1383P - When does personalized cancer therapy research provide positive return on investment in Europe?

Date 30 September 2012
Event ESMO Congress 2012
Session Poster presentation II
Topics Bioethics, Legal, and Economic Issues
Personalised Medicine
Presenter Henry Conter
Authors H.J. Conter1, D. Conter2, R.A. Wolff3
  • 1Division Of Cancer Medicine, UT M.D. Anderson Cancer Center, Houston/US
  • 2Philisophy, Huron College, London/CA
  • 3Gastrointestinal Medical Oncology, UT M.D. Anderson Cancer Center, Houston/US

Abstract

Background

Personalized cancer therapies targeting pre-specified genetic mutations currently benefits only subsets of patients. Developing the technologies and supporting the research to identify new targets and treatments requires a significant monetary outlay. How much money should the European public invest in such research?

Methods

Since current investment should be less than or equal to the net-present-value (NPV) of the future health gains achieved, the marginal benefit gained from a new drug can be estimated by calculating the difference between the incremental cost-effectiveness ratio (ICER) and the willingness-to-pay (WTP) for the increase in health by society.

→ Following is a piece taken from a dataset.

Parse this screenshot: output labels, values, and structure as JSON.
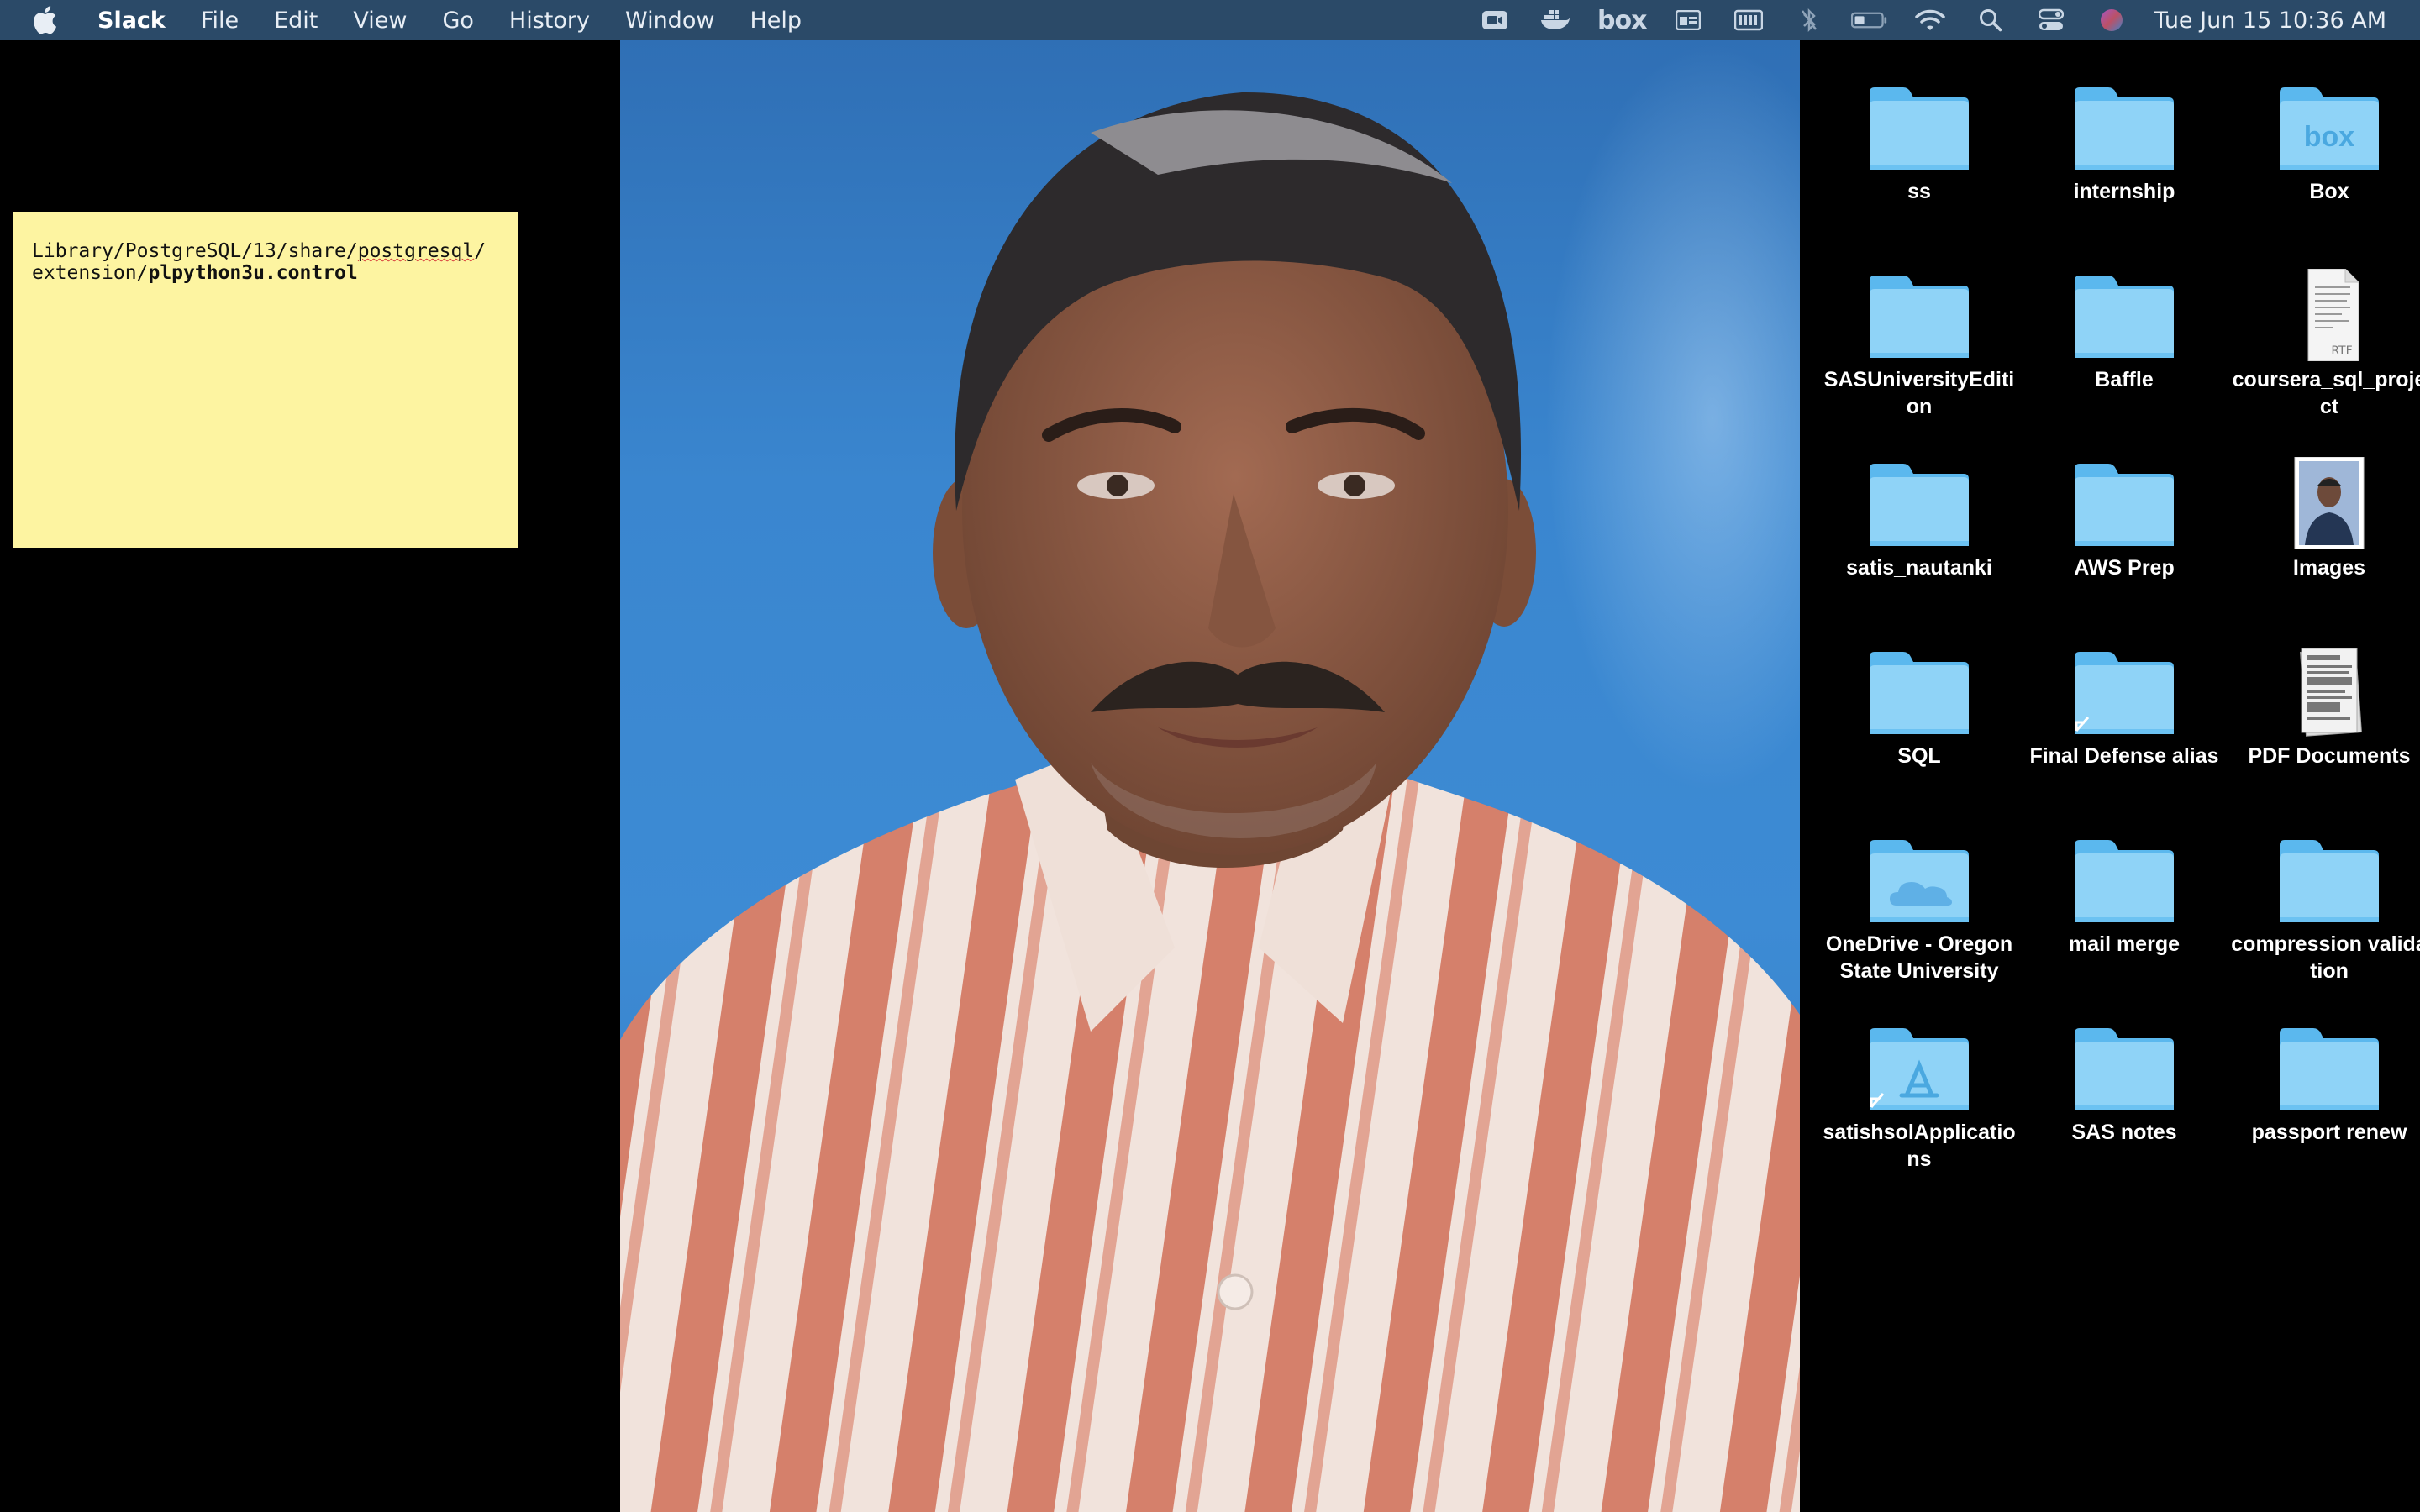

We calculated the NPV of the future development for new drugs with similar characteristics to crizotinib, a prototypic personalized cancer therapy. Sensitivity analyses were performed to assess the influence of WTP thresholds, time horizon of return, and size of treatable population. Systematic reviews of PubMed and EMBASE were employed to determine the current range of ICERs for approved small-molecule inhibitors and monoclonal antibodies, and WTP thresholds. European cancer statistics were used to estimate the size of population who may benefit.

Results

Of 1576 titles, 104 abstracts and manuscripts were included in the final analysis. The median ICER for targeted therapies was €45,000 (range, €10,000-€163,000), and median WTP was €50,000 (range, €12,000-€152,000). With a development time horizon of 8 years, €840 million in research funding provides positive societal returns for new pharmaceuticals bought at a marginal value of greater than €5,000. Doubling the time horizon reduces the NPV of current research by €230 million. If current-generation personalized therapies are dominated by newer technologies earlier than predicted, halving their market-life as an example, only €500 million in public investment would be worthwhile. The NPV of research was highly sensitive to changes in the estimated size of the treatable population. Focusing on drug development for breast, lung, and colon cancer only, may yield a NPV for research of €1.34 billion.

Conclusion

Regional differences in cancer incidence and WTP for new therapeutics should be formally incorporated into research funding decisions to ensure optimal resource allocation.

Disclosure

All authors have declared no conflicts of interest.